KD: “La comunicazione resta il mio lavoro, sono un consulente e lavoro per aziende italiane, istituzioni e multinazionali. Resto un comunicatore, come interessi e professione. Ma sono anche un giornalista. E ho deciso di occuparmi di ‘ndrangheta dopo la mia intervista a Giancarlo Giusti, il magistrato calabrese processato con l’accusa di essere stato corrotto dalle cosche e per questo condannato a 4 anni di carcere. Lo intervistai nel 2015 e quella fu l’ultima intervista che rilasciò: si tolse la vita un mese dopo. Avevo avuto con lui una fitta corrispondenza e il suo suicidio mi portò a riflettere sulla potenza di questa associazione mafiosa di cui peraltro c’è una forte presenza anche al nord. Mi sono chiesto il perché non venisse raccontata.  E ho deciso di provarci io: è una sfida che ho lanciato a me stesso.

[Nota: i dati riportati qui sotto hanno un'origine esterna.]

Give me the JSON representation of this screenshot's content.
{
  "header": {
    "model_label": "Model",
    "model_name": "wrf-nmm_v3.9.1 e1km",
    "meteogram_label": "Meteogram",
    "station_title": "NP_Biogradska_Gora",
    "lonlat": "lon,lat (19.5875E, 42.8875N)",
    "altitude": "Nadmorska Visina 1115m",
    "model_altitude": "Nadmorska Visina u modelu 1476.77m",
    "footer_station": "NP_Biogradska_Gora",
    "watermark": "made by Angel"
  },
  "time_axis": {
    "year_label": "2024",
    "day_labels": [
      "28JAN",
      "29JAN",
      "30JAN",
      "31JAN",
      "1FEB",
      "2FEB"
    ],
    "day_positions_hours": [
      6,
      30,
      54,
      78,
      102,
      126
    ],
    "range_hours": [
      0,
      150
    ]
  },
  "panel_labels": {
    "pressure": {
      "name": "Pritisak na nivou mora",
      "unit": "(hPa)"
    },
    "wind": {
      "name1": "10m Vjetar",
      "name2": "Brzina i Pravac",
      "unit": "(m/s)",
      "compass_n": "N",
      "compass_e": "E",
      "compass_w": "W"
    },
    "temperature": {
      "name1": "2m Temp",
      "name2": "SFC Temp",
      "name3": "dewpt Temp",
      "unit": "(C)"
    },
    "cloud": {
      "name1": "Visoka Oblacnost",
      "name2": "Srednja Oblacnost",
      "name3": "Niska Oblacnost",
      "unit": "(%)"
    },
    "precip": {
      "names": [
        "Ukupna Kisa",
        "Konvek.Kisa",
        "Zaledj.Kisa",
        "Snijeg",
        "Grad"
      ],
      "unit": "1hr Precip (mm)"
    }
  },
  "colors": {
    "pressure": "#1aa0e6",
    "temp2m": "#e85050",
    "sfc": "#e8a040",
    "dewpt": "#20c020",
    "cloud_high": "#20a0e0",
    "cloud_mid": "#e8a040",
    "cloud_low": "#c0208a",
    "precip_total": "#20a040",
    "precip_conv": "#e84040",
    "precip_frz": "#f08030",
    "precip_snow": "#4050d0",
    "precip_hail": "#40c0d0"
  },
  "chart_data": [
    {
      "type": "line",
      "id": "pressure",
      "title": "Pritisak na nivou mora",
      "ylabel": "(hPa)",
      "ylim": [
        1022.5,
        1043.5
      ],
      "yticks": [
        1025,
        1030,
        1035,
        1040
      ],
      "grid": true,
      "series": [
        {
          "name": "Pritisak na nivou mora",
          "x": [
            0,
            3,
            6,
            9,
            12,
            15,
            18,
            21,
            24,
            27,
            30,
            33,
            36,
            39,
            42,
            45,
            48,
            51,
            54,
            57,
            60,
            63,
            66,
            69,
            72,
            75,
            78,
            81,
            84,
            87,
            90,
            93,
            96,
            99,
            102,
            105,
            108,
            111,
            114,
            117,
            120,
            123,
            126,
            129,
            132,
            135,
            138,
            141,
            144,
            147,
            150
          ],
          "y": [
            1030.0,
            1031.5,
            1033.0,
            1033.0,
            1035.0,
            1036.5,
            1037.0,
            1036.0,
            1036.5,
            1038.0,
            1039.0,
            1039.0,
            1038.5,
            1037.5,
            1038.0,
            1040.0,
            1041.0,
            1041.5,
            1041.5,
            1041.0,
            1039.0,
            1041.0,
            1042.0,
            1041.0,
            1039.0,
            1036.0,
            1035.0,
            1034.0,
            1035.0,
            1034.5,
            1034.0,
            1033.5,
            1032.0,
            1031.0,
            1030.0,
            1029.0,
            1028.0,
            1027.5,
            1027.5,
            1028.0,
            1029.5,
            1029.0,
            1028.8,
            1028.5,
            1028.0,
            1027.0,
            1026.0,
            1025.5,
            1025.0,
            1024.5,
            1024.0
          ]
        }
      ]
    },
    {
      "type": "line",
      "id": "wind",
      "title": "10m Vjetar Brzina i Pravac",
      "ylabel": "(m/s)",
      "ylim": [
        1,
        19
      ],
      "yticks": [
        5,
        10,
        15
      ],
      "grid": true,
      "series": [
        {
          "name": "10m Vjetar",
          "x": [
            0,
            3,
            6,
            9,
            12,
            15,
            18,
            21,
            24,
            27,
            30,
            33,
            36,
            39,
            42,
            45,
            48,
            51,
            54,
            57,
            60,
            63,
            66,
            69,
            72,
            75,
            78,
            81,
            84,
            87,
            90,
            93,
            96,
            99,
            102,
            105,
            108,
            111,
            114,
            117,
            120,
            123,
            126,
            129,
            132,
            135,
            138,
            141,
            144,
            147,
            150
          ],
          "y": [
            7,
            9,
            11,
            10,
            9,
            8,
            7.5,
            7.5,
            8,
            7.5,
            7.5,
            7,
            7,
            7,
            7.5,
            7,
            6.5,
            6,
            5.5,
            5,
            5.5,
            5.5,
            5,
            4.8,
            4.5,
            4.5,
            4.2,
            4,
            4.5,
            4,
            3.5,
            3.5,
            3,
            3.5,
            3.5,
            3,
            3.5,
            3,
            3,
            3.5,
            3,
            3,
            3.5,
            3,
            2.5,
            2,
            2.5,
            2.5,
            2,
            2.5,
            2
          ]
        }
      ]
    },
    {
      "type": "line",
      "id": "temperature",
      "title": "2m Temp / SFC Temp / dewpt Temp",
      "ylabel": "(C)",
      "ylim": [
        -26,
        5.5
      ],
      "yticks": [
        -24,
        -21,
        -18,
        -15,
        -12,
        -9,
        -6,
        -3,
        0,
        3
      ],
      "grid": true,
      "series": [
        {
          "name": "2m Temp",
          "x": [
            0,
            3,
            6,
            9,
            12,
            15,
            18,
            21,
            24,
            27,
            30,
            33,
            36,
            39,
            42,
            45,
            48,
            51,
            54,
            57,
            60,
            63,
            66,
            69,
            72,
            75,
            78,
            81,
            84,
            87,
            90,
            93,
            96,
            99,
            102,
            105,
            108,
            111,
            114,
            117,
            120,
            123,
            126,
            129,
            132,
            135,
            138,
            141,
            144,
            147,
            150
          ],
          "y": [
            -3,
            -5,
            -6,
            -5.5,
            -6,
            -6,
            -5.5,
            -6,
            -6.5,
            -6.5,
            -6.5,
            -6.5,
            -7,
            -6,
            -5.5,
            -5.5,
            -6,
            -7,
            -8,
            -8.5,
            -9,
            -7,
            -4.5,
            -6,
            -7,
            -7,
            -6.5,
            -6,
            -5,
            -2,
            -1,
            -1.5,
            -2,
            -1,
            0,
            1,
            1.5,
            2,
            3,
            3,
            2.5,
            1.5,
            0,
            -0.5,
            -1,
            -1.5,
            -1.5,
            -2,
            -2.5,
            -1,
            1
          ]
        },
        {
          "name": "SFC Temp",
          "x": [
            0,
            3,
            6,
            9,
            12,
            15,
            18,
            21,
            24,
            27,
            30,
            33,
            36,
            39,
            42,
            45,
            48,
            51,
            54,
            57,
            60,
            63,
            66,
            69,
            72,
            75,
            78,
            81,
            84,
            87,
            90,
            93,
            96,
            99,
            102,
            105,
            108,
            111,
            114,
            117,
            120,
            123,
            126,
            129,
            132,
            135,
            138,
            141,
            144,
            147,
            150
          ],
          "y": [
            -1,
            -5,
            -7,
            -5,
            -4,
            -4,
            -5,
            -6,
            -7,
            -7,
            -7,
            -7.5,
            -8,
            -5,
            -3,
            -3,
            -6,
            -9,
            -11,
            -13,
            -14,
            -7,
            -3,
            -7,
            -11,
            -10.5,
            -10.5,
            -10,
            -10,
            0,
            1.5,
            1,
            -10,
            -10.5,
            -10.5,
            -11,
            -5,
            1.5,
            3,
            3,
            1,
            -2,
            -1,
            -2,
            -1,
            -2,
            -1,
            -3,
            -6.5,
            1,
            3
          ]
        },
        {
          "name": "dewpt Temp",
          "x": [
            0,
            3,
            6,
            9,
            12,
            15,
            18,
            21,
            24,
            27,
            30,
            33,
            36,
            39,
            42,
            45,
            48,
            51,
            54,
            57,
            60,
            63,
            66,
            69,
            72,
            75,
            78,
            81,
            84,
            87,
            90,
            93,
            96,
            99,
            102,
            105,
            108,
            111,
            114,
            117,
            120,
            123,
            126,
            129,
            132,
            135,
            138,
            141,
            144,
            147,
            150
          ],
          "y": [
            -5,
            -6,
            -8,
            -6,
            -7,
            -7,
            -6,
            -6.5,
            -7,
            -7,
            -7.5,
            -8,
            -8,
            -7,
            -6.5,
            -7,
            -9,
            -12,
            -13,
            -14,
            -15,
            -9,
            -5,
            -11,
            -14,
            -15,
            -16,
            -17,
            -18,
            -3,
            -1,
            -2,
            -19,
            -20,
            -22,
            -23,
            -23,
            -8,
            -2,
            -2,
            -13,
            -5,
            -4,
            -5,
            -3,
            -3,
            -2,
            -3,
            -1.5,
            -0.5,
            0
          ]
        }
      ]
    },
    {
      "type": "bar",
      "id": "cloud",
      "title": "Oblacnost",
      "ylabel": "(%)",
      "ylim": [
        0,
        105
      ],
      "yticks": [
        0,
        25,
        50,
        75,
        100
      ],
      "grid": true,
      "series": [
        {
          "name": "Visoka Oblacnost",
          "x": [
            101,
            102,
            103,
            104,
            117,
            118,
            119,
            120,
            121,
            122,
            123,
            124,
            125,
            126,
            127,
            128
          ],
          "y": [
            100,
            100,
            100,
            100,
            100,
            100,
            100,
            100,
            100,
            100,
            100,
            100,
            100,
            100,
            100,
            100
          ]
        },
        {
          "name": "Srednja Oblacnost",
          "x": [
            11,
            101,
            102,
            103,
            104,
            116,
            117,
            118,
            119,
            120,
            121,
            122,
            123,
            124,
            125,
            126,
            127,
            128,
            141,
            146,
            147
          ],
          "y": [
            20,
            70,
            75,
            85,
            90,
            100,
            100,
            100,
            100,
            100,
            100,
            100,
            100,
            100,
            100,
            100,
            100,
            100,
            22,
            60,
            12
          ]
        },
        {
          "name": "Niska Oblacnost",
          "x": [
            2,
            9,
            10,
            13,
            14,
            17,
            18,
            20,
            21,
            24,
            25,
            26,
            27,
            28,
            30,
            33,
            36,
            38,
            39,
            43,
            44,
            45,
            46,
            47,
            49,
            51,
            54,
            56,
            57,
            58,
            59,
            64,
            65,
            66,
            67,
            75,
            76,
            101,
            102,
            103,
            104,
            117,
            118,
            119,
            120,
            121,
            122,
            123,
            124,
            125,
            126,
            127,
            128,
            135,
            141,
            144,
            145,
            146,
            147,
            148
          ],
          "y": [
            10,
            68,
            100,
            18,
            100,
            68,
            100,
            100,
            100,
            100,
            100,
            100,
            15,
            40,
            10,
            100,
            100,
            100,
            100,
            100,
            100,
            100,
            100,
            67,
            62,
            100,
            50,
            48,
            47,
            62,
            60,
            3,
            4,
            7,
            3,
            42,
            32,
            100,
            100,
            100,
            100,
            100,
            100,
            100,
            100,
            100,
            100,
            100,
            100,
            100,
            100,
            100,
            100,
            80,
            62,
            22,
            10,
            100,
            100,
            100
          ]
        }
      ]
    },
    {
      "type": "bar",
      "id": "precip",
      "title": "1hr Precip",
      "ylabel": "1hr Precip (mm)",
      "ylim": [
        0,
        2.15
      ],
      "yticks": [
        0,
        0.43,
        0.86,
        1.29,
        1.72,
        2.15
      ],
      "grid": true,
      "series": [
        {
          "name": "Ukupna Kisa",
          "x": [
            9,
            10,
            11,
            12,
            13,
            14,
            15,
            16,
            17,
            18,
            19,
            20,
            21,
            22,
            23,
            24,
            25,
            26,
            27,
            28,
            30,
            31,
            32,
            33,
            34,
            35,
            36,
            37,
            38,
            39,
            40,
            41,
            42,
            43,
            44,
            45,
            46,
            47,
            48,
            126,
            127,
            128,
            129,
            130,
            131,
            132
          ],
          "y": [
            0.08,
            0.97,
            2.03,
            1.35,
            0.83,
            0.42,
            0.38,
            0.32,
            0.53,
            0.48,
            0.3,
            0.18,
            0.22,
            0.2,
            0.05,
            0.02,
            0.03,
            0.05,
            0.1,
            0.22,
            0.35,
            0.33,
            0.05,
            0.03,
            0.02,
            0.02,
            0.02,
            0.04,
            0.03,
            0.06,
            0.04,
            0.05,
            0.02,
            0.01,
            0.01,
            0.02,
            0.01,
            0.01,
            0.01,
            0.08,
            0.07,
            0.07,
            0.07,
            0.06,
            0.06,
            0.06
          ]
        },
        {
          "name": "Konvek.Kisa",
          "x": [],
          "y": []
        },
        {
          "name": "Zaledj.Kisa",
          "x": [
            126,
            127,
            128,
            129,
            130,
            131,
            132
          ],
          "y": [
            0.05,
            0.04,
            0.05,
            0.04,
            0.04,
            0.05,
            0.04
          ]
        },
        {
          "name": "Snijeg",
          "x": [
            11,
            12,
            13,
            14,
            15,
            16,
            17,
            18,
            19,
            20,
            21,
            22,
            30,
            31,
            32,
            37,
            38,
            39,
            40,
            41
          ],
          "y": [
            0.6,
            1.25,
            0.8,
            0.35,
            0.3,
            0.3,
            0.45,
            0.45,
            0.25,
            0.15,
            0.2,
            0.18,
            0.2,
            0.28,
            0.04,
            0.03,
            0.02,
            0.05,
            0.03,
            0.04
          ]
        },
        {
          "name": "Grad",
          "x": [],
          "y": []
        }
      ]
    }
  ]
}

tvsvizzera: Brillante e pluripremiato, eppure i suoi servizi non piacciono a tutti… Alcuni la criticano per la sua tendenza a mettersi in scena… Questo suo essere in primo piano non rischia di togliere valore al suo lavoro?

KD: Intanto non lavoro da solo ma ho accanto il mio operatore e coautore Alberto Micelotta. Comunque le critiche sono legittime e le preferisco al silenzio. Perché è nel silenzio che la ‘ndrangheta si muove, come tutte le mafie. Se il ‘mettersi in scena’ serve a superare il muro dell’omertà sono contento di farlo.